Zwischenruf Ungerührt und unglaubwürdig
29.01.2010, 21:27 Uhr
Tony Blair bereut nichts.
(Foto: dpa)
Der Auftritt des früheren Premierministers Tony Blair vor dem Untersuchungsausschuss des britischen Parlaments wird als eines der bizarrsten Kapitel in die Politikgeschichte des Königreichs eingehen.
Der New-Labour-Mann gibt ungerührt zu, dass der Geheimdienstbericht, mit dem er die Parlamentarier zur Unterstützung des Bush-Abenteuers im Irak bewog, nicht den Tatsachen entsprach. Er habe aber damals keine Zweifel am Wahrheitsgehalt der Berichte über die Existenz von Massenvernichtungswaffen im Zweistromland gehabt. Dies ist so unwahr wie die damaligen Tricks schmutzig waren. Der seinerzeitige US-Außenminister Colin Powell hat a posteriori wenigstens zugegeben, dass sein Vortrag vor dem UN-Sicherheitsrat mit Satellitenfotos von angeblichen Raketenabschussrampen und Silos für Massenvernichtungsmittel zu den schlimmsten Augenblicken seines Lebens gehört.

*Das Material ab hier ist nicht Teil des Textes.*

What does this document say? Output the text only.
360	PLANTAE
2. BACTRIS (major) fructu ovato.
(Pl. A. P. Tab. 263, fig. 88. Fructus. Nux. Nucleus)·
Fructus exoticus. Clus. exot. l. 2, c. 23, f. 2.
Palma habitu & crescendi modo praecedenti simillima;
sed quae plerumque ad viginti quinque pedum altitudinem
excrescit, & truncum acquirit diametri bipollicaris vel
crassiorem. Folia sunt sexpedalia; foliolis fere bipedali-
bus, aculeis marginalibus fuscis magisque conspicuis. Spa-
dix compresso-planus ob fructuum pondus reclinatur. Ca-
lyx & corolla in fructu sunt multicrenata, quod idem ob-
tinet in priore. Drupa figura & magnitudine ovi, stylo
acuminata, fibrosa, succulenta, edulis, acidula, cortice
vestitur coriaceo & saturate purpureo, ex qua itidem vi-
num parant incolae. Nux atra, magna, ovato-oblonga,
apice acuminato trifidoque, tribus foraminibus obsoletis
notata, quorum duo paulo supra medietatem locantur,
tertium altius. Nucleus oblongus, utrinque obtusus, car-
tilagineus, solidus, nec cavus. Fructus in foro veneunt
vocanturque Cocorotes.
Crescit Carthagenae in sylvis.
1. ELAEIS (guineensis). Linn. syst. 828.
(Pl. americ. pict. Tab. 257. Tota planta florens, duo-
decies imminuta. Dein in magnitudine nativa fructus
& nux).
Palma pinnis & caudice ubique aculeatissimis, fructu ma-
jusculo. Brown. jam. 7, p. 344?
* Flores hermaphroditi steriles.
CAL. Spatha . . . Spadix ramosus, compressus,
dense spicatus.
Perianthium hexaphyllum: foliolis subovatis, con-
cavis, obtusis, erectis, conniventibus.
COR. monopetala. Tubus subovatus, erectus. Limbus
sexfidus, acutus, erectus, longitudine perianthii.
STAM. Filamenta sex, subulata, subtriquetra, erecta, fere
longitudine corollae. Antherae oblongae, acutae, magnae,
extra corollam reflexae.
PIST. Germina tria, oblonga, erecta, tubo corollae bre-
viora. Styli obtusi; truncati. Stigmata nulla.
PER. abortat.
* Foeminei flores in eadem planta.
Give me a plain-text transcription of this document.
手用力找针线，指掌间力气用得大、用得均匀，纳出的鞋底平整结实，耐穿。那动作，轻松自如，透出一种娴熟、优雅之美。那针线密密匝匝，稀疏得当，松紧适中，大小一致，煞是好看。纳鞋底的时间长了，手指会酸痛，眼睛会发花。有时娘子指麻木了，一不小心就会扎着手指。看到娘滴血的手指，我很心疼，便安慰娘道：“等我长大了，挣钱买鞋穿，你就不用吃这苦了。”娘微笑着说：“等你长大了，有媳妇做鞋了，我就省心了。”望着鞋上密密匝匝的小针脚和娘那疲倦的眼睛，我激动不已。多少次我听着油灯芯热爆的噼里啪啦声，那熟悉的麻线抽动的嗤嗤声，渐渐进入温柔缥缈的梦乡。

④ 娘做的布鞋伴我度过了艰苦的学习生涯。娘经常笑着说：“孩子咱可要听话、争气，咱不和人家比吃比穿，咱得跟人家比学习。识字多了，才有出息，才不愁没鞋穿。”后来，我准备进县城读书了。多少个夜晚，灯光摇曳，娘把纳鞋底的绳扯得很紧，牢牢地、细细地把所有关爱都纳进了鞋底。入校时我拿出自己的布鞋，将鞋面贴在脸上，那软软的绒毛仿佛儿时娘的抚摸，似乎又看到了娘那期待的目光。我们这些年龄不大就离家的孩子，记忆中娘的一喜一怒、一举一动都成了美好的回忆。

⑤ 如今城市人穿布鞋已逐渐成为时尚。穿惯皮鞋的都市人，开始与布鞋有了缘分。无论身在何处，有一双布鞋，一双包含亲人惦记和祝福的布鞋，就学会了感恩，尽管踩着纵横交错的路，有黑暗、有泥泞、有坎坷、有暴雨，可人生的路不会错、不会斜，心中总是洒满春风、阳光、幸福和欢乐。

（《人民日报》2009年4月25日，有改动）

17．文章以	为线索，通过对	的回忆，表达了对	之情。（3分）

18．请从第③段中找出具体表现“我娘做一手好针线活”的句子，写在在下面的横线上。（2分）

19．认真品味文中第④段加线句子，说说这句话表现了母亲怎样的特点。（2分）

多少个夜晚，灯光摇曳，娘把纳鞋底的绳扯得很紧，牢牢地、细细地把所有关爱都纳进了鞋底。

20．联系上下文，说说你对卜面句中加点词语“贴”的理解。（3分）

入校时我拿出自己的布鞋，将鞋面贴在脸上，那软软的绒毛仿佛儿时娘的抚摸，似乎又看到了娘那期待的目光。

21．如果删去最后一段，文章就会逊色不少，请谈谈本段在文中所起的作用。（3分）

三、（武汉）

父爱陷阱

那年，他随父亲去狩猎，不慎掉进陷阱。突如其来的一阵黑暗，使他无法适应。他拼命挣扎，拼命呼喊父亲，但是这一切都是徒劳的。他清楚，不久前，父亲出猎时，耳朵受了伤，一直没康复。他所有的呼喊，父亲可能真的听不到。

Anders Blair: Der hatte in einem Interview für die BBC schon vorher zugegeben, dass man, hätte es keine Berichte über Massenvernichtungswaffen gegeben, andere Gründe für die Invasion gefunden hätte. Hätte das Regime von Saddam Hussein tatsächlich über A-, B- oder C-Waffen verfügt, hätte es sie auch skrupellos eingesetzt. Wie schon im Krieg gegen den Iran und gegen die Kurden im eigenen Land. Die USA, Großbritannien und andere "Willige" aber sind einmarschiert, weil ihnen bekannt war, dass der Diktator nicht mehr über bakteriologische oder chemische Kampfmittel verfügte. Und schon gar keine nuklearen.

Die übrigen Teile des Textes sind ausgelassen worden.